David Lynch je l'adore, c'est un de mes cinéastes préférés, il a un univers qui m'envoûte dans la majeure partie des cas et une remarquable faculté à se renouveler tout en restant fidèle à sa ligne de conduite initiale. Blue Velvet était un de ses films majeurs qu'il me manquait et je n'ai pas été déçu du résultat. Une nouvelle fois, Lynch m'a embarqué dans son univers auquel je suis presque totalement acquis.
Comme à l'accoutumée, la mise en scène est de grande qualité. On sent dans Blue Velvet cette inspiration directe du film noir typique des années 50 dans cette faculté de filmer les espaces clos, comme l'appartement de la chanteuse de blues ici. Lynch propose de nouveau une atmosphère atypique, remplie de mystère et de folie, de douce folie d'ailleurs. Si le cinéaste nous aura amené sur des sentiers plus tortueux avec Eraserhead, Lost Highway ou encore Mulholland Drive, cette sensation est ici amoindrie. Ce qui ne rend pas le film très serein pour autant. C'est assez énorme de voir comment à partir d'une histoire relativement simple, Lynch nous emmène dans l'observation des coulisses d'un décor niais en apparence pour mieux discerner des caractères enfouis qui constituent l'antithèse de ce décor. Car l'introduction c'est ça, ça s'ouvre sur un monde de niaiserie tout beau, tout coloré et petit à petit nous plongeons dans une ambiance plus sombre, plus oppressante. Nous voici ainsi devant une pure critique des apparences qui ne sont ici que des mensonges masquant une sordide réalité.

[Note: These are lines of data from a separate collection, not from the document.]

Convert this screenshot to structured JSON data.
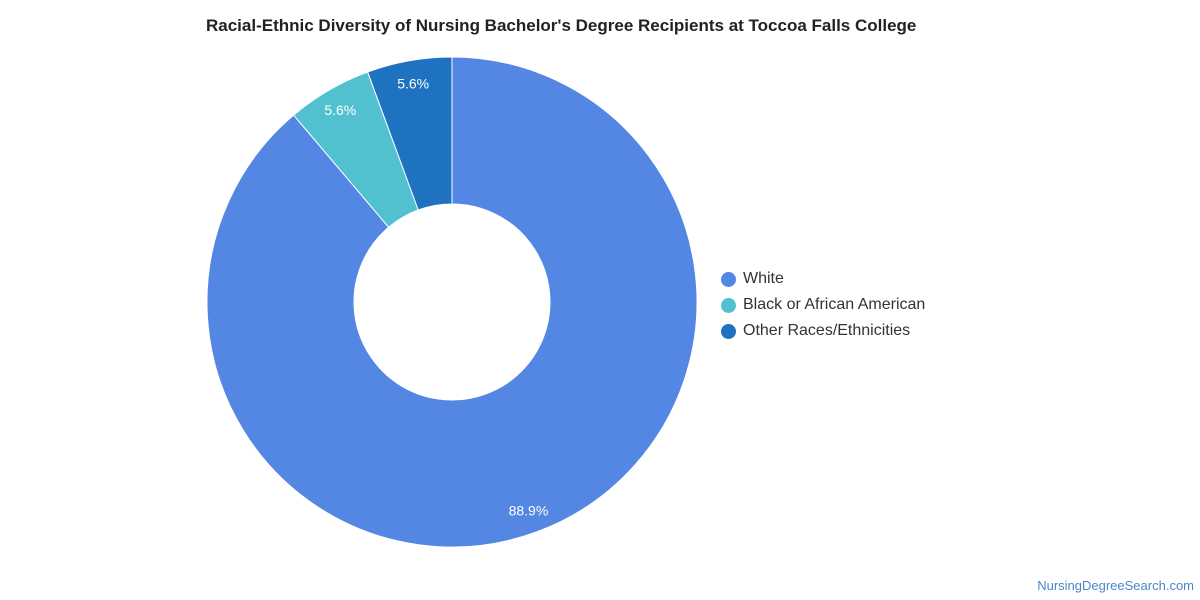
{
  "chart_data": {
    "type": "pie",
    "style": "donut",
    "title": "Racial-Ethnic Diversity of Nursing Bachelor's Degree Recipients at Toccoa Falls College",
    "categories": [
      "White",
      "Black or African American",
      "Other Races/Ethnicities"
    ],
    "values": [
      88.9,
      5.6,
      5.6
    ],
    "value_labels": [
      "88.9%",
      "5.6%",
      "5.6%"
    ],
    "colors": [
      "#5486e3",
      "#52c1cf",
      "#1f72bf"
    ],
    "legend_position": "right"
  },
  "watermark": "NursingDegreeSearch.com"
}
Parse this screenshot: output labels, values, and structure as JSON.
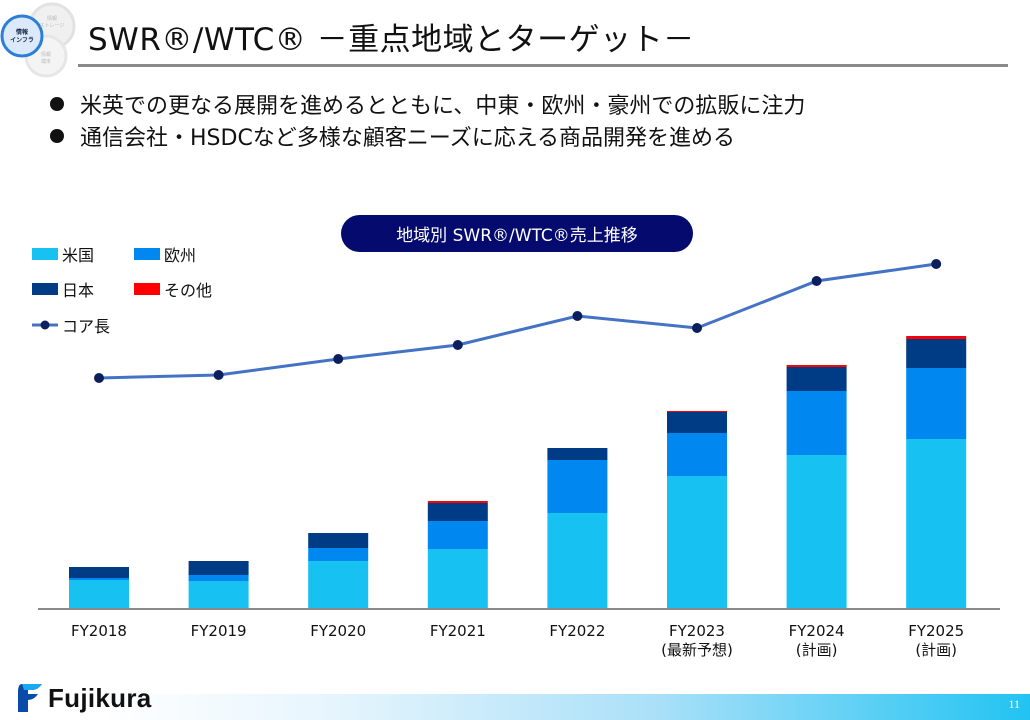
{
  "header": {
    "title": "SWR®/WTC® －重点地域とターゲット－",
    "logo_labels": [
      "情報インフラ",
      "情報ストレージ",
      "情報端末"
    ]
  },
  "bullets": [
    "米英での更なる展開を進めるとともに、中東・欧州・豪州での拡販に注力",
    "通信会社・HSDCなど多様な顧客ニーズに応える商品開発を進める"
  ],
  "chart_title_pill": "地域別 SWR®/WTC®売上推移",
  "colors": {
    "us": "#17c1f2",
    "europe": "#0088f0",
    "japan": "#003c85",
    "other": "#ff0000",
    "line": "#4472c4",
    "marker": "#0b1f5c",
    "pill": "#050a6e"
  },
  "chart_data": {
    "type": "bar",
    "stacked": true,
    "title": "地域別 SWR®/WTC®売上推移",
    "xlabel": "",
    "ylabel": "",
    "note": "No y-axis shown; values are relative units estimated from bar heights (0 = baseline).",
    "categories": [
      "FY2018",
      "FY2019",
      "FY2020",
      "FY2021",
      "FY2022",
      "FY2023",
      "FY2024",
      "FY2025"
    ],
    "category_sublabels": [
      "",
      "",
      "",
      "",
      "",
      "(最新予想)",
      "(計画)",
      "(計画)"
    ],
    "ylim": [
      0,
      300
    ],
    "grid": false,
    "legend_position": "top-left",
    "series": [
      {
        "name": "米国",
        "key": "us",
        "values": [
          29,
          28,
          48,
          60,
          96,
          133,
          154,
          170
        ]
      },
      {
        "name": "欧州",
        "key": "europe",
        "values": [
          2,
          6,
          13,
          28,
          53,
          43,
          64,
          71
        ]
      },
      {
        "name": "日本",
        "key": "japan",
        "values": [
          11,
          14,
          15,
          18,
          12,
          21,
          24,
          29
        ]
      },
      {
        "name": "その他",
        "key": "other",
        "values": [
          0,
          0,
          0,
          2,
          0,
          1,
          2,
          3
        ]
      }
    ],
    "line_series": {
      "name": "コア長",
      "note": "relative units, secondary scale not shown",
      "values": [
        231,
        234,
        250,
        264,
        293,
        281,
        328,
        345
      ],
      "ylim": [
        0,
        609
      ]
    }
  },
  "footer": {
    "brand": "Fujikura",
    "page_number": "11"
  }
}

Les névroses des personnages apparaissent alors subitement. Elles éclatent au grand jour dans ce monde où toute cette façade rassurante n'est qu'un tissu de mensonges. Le personnage principal est une âme perdue qui s'égare dans des sentiers dangereux qui l'attirent de plus. Sentiers de la curiosité, de l'amour et de la perversion. Cette attirance mystérieuse pour une chanteuse troublée et troublante l'entraîne irrémédiablement vers un jeu dangereux où il risque d'y perdre la vie. Kyle MacLachlan est très convaincant dans ce rôle, au même titre qu'Isabella Rossellini qui impressionne dans ce rôle de femme mystérieuse et fragile. Mais celui qui crève l'écran c'est Dennis Hopper, alias Frank, un psychopathe notoire particulièrement manipulateur et dérangé. Bref, un mec auquel je ne confierais pas mes gosses. La toute jeune Laura Dern offre également une performance intéressante, elle qu'on reverra plus aguerrie dans Saloir et Lula et divine dans Inland Empire.
Blue Velvet est une oeuvre unique. Une nouvelle fois, Lynch signe un film particulier où poésie et sensualité partagent l'affiche avec le malsain et le sadisme. Il y a des instants réellement géniaux, je pense à ce passage où l'étudiant planqué dans l'armoire de la chanteuse observe cette dernière s'étaler au sol, vêtue d'un simple peignoir de velours bleu, et s'offre à lui, s'offre à son regard. Une véritable tension règne tout le long du film également, l'ambiance visuelle et sonore est au beau fixe, ce film a quelque chose d'inquiétant, de perturbant. On reprochera peut-être à Lynch d'offrir certains moments un peu convenus mais pour le reste c'est du génie brut. Angelo Badalamenti signe une fois encore une BO magistrale et envoûtante. Ce dernier mot caractérise parfaitement la chanson "Blue Velvet" qui reste encore en tête des semaines après avoir vu le film. Une oeuvre remplie de lyrisme, fascinante et troublante qui aura su me conquérir. David Lynch est décidément un grand artiste.